The long-term addressable market is substantially larger. McKinsey estimates that the US private credit opportunity could exceed $30 trillion, driven primarily by asset-based finance and securitized credit.7 What began as a niche alternative to bank lending has evolved into a diversified ecosystem spanning consumer finance, corporate and commercial lending, real estate debt, infrastructure credit and specialty finance.
In our view, this evolution calls for a broader and more deliberate approach to private credit allocations. Many institutions have already established sizable exposures to upper-middle market, sponsor-backed direct lending, where competition has intensified and returns have become more compressed. We believe investors should increasingly look beyond these crowded segments toward areas such as the lower-middle market and asset-based lending, including real estate, infrastructure and equipment finance. These strategies can offer differentiated sources of return, but they also demand specialized underwriting, collateral expertise, and workout capabilities—particularly in more complex or stressed environments.

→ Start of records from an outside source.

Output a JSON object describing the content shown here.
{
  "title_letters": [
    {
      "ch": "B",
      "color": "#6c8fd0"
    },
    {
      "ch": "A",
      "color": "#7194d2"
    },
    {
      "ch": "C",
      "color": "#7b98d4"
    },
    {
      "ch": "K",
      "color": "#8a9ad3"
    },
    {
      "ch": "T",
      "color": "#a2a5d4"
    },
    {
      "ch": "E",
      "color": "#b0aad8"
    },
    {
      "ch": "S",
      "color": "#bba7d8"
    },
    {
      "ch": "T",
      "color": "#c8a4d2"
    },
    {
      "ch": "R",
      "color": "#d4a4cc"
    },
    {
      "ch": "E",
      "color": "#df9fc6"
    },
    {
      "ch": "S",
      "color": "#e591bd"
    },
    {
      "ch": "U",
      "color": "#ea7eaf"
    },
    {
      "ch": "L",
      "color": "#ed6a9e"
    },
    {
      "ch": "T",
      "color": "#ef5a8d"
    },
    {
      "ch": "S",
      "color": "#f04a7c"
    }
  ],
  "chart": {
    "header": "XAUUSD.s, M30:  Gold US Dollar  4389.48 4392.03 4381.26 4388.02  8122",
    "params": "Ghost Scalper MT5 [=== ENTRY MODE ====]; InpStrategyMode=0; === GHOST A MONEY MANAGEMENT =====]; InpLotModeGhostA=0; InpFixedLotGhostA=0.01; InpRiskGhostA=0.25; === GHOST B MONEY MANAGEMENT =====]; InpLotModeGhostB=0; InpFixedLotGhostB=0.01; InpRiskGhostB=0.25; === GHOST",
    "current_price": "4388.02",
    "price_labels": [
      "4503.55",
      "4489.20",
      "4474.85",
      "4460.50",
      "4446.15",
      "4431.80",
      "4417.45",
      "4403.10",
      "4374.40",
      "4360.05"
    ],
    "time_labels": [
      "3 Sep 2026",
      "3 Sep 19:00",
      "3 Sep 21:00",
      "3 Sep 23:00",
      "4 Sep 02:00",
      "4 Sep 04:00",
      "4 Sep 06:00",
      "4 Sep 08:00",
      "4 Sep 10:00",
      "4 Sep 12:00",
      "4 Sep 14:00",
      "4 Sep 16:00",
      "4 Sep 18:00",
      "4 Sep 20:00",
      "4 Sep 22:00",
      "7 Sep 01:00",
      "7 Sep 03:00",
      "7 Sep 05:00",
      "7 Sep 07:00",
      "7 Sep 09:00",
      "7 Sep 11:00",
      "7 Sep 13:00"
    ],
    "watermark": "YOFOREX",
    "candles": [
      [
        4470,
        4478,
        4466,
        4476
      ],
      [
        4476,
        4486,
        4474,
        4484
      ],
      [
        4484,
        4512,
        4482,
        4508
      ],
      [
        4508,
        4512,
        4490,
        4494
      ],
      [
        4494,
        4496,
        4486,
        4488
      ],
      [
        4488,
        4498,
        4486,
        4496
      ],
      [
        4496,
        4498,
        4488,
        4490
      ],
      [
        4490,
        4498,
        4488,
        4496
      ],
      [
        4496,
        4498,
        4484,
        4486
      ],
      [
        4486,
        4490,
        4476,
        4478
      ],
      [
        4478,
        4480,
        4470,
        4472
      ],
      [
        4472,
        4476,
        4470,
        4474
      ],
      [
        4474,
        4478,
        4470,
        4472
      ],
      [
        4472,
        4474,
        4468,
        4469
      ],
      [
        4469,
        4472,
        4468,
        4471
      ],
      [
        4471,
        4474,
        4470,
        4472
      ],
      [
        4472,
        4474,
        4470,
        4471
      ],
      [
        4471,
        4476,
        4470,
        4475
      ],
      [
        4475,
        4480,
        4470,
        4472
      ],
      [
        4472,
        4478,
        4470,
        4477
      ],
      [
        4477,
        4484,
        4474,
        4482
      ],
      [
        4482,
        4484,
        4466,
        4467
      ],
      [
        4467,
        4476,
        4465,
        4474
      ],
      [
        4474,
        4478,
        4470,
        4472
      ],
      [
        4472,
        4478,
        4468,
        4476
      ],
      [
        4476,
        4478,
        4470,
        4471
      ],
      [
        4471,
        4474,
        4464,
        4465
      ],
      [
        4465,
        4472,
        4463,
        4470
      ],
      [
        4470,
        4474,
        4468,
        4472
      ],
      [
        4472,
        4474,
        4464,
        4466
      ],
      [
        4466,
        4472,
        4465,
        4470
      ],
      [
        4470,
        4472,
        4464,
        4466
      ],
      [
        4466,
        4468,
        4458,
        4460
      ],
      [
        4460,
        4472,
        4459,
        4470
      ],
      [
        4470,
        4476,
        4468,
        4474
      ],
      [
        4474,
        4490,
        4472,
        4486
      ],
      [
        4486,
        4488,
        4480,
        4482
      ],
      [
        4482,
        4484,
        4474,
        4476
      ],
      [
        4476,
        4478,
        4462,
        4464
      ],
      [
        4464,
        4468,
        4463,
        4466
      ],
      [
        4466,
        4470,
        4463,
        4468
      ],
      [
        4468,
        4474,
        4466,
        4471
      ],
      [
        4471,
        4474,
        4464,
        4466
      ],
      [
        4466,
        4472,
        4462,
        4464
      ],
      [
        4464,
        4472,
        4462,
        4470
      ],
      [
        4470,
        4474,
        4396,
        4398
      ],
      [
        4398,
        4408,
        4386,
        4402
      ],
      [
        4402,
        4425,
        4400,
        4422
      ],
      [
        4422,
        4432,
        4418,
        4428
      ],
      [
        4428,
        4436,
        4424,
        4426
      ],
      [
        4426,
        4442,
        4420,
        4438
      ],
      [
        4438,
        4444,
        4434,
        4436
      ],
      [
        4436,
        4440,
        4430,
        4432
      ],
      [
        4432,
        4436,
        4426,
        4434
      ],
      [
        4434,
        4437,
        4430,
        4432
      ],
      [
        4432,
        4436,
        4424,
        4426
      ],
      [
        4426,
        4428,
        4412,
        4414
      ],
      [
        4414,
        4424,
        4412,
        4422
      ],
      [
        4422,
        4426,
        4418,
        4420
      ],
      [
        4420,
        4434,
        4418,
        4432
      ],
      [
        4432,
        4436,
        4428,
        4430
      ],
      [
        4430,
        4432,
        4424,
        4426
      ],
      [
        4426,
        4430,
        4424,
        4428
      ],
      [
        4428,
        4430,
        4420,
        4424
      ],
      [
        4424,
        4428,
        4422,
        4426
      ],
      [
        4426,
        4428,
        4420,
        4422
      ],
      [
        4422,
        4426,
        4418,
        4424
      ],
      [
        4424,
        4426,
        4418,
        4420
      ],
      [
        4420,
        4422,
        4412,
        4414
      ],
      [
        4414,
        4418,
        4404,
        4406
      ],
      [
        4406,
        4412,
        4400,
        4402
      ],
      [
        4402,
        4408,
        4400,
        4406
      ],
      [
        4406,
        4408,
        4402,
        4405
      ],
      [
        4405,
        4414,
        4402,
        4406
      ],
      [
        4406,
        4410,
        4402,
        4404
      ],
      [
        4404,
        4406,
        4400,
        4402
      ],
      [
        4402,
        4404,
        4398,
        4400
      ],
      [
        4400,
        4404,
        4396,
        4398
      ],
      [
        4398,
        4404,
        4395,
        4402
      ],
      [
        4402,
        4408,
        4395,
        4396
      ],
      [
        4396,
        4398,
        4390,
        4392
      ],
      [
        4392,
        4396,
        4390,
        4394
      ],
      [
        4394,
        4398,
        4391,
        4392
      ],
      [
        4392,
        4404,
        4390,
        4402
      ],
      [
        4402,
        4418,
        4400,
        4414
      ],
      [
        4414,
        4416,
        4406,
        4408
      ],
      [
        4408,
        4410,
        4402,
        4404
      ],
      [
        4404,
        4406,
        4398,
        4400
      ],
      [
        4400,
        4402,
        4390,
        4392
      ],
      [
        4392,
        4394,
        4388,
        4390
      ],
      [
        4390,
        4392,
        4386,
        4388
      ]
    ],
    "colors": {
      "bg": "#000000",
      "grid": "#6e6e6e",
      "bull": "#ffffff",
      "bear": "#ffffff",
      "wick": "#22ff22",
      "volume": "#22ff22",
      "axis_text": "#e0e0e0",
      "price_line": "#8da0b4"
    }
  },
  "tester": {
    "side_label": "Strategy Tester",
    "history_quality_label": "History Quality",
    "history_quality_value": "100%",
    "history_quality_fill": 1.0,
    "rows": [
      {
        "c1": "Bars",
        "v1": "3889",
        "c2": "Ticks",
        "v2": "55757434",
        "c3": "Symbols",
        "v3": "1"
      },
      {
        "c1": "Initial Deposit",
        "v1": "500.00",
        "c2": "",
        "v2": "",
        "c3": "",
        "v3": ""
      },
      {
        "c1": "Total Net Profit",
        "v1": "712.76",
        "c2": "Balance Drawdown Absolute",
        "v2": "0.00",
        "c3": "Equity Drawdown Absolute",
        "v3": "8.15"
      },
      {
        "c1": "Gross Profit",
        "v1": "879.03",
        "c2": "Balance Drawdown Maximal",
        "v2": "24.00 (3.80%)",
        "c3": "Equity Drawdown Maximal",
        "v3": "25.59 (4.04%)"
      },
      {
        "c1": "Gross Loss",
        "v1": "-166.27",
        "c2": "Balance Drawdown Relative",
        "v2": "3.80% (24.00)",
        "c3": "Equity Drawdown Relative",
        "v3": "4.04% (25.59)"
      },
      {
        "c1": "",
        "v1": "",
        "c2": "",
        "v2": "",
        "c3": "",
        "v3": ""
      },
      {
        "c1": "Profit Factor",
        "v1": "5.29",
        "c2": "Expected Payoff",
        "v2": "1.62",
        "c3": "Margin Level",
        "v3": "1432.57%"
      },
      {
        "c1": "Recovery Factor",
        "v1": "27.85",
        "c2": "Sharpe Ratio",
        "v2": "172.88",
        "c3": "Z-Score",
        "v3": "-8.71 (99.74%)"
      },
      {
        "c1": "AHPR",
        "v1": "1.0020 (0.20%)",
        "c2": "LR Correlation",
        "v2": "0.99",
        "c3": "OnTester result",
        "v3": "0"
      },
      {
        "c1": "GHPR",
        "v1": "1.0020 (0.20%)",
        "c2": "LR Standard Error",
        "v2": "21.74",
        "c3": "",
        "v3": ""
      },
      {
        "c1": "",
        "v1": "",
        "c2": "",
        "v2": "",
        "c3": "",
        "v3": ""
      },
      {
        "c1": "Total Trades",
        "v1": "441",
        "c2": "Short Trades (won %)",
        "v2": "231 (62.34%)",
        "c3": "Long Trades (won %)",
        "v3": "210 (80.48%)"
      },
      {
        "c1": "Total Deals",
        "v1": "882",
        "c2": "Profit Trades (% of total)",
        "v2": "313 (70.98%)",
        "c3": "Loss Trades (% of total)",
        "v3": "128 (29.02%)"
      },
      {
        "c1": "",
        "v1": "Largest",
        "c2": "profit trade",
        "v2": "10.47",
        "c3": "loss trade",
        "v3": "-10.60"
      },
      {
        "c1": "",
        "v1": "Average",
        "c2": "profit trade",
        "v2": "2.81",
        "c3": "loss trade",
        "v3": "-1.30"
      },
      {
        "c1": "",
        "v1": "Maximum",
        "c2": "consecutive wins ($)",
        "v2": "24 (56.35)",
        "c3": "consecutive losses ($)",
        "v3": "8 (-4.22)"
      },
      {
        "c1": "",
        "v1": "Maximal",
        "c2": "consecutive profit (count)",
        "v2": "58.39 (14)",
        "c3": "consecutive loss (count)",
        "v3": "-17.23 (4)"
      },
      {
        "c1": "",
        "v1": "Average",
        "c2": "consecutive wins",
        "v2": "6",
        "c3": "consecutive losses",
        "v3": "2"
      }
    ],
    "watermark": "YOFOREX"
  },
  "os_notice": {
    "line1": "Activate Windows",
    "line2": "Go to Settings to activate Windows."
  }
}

Source: Preqin. Future of Alternatives 2029. Estimates as of October 2025.
Investment implications
As private credit matures, returns are likely to be driven less by broad exposure to mainstream direct lending and more by selectivity across strategy, structure, and geography. With signs of credit stress emerging and fewer lender protections in large direct lending deals, expanding into less crowded segments—such as core middle-market lending, asset-based financing and certain global opportunities—may improve diversification and risk-adjusted outcomes.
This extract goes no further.